Opportunities in the war’s aftermath

Ukrainian losses have been staggering. Russian attacks have killed tens of thousands of people already, although a precise death count is impossible in Kremlin-occupied territory. Russia has destroyed hundreds of billions of dollars in Ukrainian property and infrastructure.

But after the war, Ukraine can seize the opportunity to rebuild itself into a stronger and more resilient nation.

Postwar Ukraine could be a place where modern infrastructure replaces the outdated Soviet one. It could become a more confident and community-oriented nation that stifles corruption, adopts systemic reforms and reduces the influence of oligarchs. Ukraine could experience an economic miracle if the rest of the world supports an ambitious reconstruction drive akin to the Marshall Plan after World War II that rebuilt Western Europe.

But the Marshall Plan 70 years ago required security and stability in the recipient nations. Achieving this predictability will require a military presence strong enough for Ukraine to deter any further aggression from Moscow.



There are three scenarios for ending combat:

1. A long war of attrition simply dies down over time, an outcome that could favor Ukraine, provided that current supplies of equipment and training are sustained.

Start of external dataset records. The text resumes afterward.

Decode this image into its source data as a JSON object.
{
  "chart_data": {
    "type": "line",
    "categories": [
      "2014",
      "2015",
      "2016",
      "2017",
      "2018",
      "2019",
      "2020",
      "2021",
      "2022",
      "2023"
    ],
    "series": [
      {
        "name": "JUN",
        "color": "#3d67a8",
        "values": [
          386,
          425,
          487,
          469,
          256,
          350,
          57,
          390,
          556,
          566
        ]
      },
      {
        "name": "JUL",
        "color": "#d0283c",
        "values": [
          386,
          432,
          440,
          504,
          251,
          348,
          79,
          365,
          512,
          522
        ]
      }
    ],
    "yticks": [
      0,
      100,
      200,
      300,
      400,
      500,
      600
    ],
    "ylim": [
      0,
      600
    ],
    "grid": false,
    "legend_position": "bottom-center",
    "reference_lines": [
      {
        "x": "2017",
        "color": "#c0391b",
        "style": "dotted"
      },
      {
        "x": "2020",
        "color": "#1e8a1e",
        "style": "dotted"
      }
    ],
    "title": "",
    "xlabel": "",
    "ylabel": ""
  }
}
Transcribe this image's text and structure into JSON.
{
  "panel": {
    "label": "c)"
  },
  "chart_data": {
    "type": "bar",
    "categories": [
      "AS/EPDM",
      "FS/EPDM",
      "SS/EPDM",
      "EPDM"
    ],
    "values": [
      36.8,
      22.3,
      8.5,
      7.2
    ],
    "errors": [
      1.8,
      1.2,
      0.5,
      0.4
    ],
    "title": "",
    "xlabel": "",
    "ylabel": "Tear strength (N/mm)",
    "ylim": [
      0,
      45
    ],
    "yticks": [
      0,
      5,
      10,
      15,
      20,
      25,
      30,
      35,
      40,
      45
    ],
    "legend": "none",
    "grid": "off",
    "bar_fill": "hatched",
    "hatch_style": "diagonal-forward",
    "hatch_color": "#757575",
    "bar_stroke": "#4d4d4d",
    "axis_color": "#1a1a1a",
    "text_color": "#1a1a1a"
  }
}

This possibility is highly likely.

2. Both warring parties agree on a formal cease-fire, with full knowledge that provisional armistices often harden into accepted facts, like in Korea or in the Middle East. For Ukraine to accept a cease-fire without having regained all occupied territories would be a painful and risky loss. If Russia were to retreat from all or most of the occupied territories, this would be an admission that the invasion of Ukraine was in vain. Russia has lost more than 30,000 soldiers in three months, while its total losses in Afghanistan were 50,000 troops in 10 years. This possibility is unlikely.

3. The third option would be a formal peace treaty. As long as Mr. Putin remains president, such a treaty is inconceivable. It would demand a reversal of anti-Ukrainian and anti-Western propaganda and an end to the glorification of Russia’s military past. It would involve acknowledging an error and, worse, a crime. It would demand a radical rewriting of Russian history. A peace treaty might be possible only with a new Russian government, but one that is anti-Putin. For now, such a possibility is not in sight. This scenario is exceedingly unlikely.